Saksi Tegaskan Tak Ada Aliran Dana Senilai Rp809 Miliar

[original_title]

Flamingballofwreckage.net – Mantan Menteri Pendidikan dan Kebudayaan Riset dan Teknologi, Nadiem Makarim, dengan tegas membantah tuduhan adanya aliran dana sebesar Rp809 miliar terkait dugaan korupsi dalam pengadaan laptop berbasis Chromebook. Bocoran keterangan dari saksi-saksi dalam sidang di Pengadilan Tipikor Jakarta Pusat pada tanggal 23 Februari 2026 dianggap menguatkan pembelaan Nadiem.

Dalam keterangan yang disampaikan di hadapan majelis hakim, Nadiem menjelaskan bahwa harga yang ditawarkan oleh prinsipal kepada distributor telah ditetapkan sekitar Rp4 juta per unit. Dia menekankan bahwa untuk memahami harga akhir yang diterima pengguna, penting untuk merujuk pada seluruh proses rantai distribusi yang berlangsung. Menurutnya, harga jual akhir yang mencapai Rp5,5 juta adalah wajar dan mencerminkan proses distribusi yang sebenarnya.
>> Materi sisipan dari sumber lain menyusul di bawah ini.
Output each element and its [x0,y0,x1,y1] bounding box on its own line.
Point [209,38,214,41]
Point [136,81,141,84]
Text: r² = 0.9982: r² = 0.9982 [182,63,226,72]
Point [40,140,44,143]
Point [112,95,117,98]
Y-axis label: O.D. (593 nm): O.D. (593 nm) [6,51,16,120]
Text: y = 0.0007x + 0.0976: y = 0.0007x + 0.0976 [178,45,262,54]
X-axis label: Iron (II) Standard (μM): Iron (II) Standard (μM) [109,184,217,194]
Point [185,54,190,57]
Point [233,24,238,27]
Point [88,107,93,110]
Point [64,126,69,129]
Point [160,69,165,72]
Nadiem juga mengkritik pernyataan jaksa penuntut umum (JPU) yang mengklaim bahwa harga Chromebook seharusnya berada di kisaran Rp3 juta. Ia menyatakan bahwa angka itu tidak mencerminkan realitas pembentukan harga dalam proses distribusi dari prinsipal hingga pengguna akhir.

Sidang berlangsung dengan menghadirkan sejumlah saksi yang memberikan keterangan yang diharapkan dapat menjelaskan serta memberikan bukti lebih lanjut terkait masalah ini. Kasus dugaan korupsi pengadaan perangkat teknologi di lingkungan pendidikan ini menjadi sorotan publik, mengingat pentingnya integritas dalam pengelolaan anggaran pendidikan.

Dengan evidence yang disediakan dalam sidang, Nadiem berharap bahwa kebenaran akan terungkap dan tuduhan tersebut dapat dibantah secara tuntas, menjaga citra dan kepercayaan masyarakat terhadap sektor pendidikan di Indonesia.